Waiving the essential health benefits rule won’t directly affect most of the health plans that people get as a fringe benefit of employment. Under Obamacare, the rule doesn’t apply to health plans from large employers. But a waiver would have enormous indirect effects on employer-sponsored coverage.
Here’s why: In one of its most popular provisions, the Affordable Care Act prohibited all health plans, including those offered by employers, from imposing annual and lifetime limits on coverage. These limits were common before the advent of health reform, and had especially harsh consequences for people, including children, with debilitating chronic illnesses, as Vox’s Sarah Kliff has movingly documented.
The ban on annual and lifetime limits was thus a boon even for the 159 million people who get their coverage through their employers. But the waivers contemplated under the Senate bill could wipe out the ban on such limits. Under the Affordable Care Act, the ban on lifetime and annual limits applies only to those benefits that are considered “essential.” If a state gets a waiver saying that no benefits would be considered essential — which was the status quo prior to Obamacare — insurers could impose lifetime and annual limits on all services.
If one state weakens health insurance rules, that could have ripple effects in every state
It gets worse. In general, federal law attempts to create a single, nationwide set of rules for large employers that offer health coverage. That’s why, as Matt Fiedler at Brookings has pointed out, “current regulations and guidance permit large employer plans to apply any state’s definition of essential health benefits for the purposes of determining the scope of the ban on annual and lifetime limits.”
So imagine that Texas were to get a waiver from the essential health benefits rule. Employers in every state could then adopt Texas’s definition of what counts as essential — which is to say, nothing. A single state could thus wipe out annual and lifetime limits across the whole country, making a mockery of federalism, where each state is supposed to be able to make decisions for itself.

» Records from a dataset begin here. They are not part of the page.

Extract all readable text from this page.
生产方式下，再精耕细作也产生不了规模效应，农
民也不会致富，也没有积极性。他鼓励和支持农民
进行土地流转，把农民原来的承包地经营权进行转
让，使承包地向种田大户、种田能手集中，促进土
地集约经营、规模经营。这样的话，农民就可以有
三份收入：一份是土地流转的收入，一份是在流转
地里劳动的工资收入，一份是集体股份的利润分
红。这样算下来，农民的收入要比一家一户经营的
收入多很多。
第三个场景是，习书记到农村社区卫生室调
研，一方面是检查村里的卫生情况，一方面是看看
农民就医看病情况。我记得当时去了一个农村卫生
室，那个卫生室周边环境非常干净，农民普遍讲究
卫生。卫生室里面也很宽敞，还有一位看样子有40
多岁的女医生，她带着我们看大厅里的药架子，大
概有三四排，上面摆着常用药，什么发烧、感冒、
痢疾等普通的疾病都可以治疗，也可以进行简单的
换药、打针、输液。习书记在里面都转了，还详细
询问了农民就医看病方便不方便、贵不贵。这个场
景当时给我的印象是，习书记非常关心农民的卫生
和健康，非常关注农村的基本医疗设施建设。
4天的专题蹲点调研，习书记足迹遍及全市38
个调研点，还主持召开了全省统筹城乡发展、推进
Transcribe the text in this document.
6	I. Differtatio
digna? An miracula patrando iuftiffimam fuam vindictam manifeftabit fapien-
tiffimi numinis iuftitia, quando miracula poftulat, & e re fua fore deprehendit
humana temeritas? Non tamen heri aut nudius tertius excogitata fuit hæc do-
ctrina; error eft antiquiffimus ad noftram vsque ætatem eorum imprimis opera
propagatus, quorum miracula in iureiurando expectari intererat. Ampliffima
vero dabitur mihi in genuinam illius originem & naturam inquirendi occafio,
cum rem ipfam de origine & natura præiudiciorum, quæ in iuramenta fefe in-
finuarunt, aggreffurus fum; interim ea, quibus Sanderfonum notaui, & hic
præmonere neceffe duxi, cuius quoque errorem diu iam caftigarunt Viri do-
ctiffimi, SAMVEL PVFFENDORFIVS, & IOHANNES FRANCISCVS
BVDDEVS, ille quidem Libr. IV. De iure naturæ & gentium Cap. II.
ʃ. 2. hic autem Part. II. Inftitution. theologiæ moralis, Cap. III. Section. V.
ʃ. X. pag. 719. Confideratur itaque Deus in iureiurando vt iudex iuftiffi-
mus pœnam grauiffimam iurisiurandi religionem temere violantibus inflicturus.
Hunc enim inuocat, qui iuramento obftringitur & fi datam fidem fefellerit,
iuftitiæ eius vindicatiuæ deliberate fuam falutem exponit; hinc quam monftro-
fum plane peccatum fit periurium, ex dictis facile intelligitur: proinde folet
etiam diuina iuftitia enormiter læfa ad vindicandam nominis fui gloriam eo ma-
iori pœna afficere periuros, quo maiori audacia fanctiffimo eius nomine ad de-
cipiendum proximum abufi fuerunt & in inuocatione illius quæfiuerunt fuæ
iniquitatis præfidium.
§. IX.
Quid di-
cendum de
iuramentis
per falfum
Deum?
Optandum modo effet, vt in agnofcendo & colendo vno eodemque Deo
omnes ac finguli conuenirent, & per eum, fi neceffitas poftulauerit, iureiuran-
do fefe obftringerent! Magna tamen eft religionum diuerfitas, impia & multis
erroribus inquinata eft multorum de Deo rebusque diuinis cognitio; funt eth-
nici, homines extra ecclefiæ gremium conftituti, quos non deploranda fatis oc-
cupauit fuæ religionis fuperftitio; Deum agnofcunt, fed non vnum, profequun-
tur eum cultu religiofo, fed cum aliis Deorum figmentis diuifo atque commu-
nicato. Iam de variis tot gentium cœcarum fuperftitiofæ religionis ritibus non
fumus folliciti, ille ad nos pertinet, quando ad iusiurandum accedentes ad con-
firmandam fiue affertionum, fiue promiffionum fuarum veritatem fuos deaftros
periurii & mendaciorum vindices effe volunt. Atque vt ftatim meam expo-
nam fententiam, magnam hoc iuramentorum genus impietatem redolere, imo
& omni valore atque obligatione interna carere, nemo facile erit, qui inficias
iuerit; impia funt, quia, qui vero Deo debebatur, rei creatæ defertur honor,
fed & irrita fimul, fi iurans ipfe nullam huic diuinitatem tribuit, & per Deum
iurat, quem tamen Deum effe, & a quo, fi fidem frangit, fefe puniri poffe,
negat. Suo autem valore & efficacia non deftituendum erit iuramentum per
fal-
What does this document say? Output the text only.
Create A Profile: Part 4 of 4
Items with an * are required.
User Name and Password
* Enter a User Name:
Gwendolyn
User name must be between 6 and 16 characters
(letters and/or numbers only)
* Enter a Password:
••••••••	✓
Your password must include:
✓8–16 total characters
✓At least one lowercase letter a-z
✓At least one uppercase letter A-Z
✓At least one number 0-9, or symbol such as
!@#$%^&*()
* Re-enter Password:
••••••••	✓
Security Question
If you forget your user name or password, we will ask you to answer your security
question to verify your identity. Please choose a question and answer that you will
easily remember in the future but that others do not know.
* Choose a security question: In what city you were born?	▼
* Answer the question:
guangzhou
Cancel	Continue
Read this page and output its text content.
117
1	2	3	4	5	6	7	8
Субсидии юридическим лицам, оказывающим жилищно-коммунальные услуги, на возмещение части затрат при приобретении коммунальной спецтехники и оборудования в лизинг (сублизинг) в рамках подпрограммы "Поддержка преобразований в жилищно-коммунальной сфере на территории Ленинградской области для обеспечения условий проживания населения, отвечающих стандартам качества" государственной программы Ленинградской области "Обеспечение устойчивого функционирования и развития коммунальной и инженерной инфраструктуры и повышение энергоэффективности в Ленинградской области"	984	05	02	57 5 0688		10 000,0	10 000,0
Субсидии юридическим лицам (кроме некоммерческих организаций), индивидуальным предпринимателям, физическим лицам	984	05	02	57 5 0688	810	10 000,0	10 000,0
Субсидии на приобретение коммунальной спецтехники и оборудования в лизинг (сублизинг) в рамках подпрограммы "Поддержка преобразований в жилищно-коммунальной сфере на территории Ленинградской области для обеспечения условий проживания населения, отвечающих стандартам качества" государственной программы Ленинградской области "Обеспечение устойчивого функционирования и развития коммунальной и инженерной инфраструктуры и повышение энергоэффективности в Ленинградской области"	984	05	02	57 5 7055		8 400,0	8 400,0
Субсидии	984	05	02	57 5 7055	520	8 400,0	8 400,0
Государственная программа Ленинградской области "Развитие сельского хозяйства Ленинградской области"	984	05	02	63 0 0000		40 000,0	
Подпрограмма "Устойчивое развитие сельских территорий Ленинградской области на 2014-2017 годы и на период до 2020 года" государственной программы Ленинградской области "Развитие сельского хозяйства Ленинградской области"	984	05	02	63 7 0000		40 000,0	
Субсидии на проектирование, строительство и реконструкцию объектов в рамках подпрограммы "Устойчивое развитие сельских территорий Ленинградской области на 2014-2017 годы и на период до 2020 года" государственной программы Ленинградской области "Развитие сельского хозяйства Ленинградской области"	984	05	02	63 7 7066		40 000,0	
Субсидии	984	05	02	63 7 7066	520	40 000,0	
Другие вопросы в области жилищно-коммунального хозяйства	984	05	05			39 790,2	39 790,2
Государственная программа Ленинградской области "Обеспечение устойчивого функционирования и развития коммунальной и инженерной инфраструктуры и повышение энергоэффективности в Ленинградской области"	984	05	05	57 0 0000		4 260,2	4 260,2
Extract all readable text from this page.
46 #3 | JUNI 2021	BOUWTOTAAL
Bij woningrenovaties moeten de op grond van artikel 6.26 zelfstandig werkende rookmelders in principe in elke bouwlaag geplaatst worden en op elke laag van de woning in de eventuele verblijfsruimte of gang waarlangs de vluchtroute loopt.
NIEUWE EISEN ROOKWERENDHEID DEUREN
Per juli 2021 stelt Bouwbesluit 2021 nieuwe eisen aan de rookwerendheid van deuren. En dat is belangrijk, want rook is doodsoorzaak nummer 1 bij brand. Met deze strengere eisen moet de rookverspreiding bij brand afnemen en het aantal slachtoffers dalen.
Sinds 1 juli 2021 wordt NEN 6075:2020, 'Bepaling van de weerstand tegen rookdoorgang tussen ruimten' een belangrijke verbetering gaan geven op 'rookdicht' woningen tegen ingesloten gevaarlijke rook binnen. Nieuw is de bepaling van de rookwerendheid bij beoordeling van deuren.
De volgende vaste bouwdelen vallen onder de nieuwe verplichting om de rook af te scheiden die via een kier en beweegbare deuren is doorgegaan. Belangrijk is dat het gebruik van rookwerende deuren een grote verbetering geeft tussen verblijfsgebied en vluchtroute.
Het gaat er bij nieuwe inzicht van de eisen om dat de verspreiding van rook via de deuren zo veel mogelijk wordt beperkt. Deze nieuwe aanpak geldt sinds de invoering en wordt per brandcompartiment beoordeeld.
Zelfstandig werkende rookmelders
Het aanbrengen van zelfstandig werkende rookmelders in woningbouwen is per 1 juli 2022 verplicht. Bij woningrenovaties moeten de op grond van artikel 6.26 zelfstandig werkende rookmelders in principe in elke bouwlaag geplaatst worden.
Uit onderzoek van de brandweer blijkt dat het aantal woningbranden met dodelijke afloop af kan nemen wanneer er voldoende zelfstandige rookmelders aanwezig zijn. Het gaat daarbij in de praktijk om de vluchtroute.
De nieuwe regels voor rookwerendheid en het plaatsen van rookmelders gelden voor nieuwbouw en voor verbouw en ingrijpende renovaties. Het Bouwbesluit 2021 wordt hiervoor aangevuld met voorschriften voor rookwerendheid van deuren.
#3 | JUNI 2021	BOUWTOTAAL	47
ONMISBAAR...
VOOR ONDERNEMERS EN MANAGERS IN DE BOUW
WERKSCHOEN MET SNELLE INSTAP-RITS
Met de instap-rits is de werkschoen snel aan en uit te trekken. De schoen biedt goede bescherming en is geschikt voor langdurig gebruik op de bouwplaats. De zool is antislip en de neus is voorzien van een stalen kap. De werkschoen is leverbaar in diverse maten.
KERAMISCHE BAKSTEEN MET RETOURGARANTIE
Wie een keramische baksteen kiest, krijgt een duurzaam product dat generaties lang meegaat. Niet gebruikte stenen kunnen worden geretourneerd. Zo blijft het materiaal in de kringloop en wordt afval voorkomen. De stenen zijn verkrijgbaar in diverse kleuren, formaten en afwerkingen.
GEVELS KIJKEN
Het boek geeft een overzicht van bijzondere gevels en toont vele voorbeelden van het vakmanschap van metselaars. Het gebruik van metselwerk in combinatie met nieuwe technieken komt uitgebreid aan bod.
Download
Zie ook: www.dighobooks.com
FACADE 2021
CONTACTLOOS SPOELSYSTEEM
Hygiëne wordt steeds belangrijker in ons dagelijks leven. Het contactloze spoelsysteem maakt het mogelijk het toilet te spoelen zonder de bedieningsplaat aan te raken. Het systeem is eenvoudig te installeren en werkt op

Although the Trump administration could tighten its regulations to mean that Texas’s waiver would apply only to employers in Texas, it isn’t likely to do so. Even if it did, waivers would apply within any state that chose to grant them — meaning that the Senate’s bill would still expose millions of families that get coverage through their employers to financial catastrophe.
In short, the waivers available under the Senate bill are breathtaking in scope: not just “big waiver,” as some lawyers call the emerging system that lets states opt out of government rules, but “waiver unlimited.” It’s not clear that the Senate appreciates what it’s doing; indeed, it’s not even clear that rules governing waivers can be included in a reconciliation bill.
But if the Senate parliamentarian decides that they can be included, and the Better Care Reconciliation Act of 2017 becomes law, its waivers will be a backdoor method for undoing some of Obamacare’s most popular and significant protections.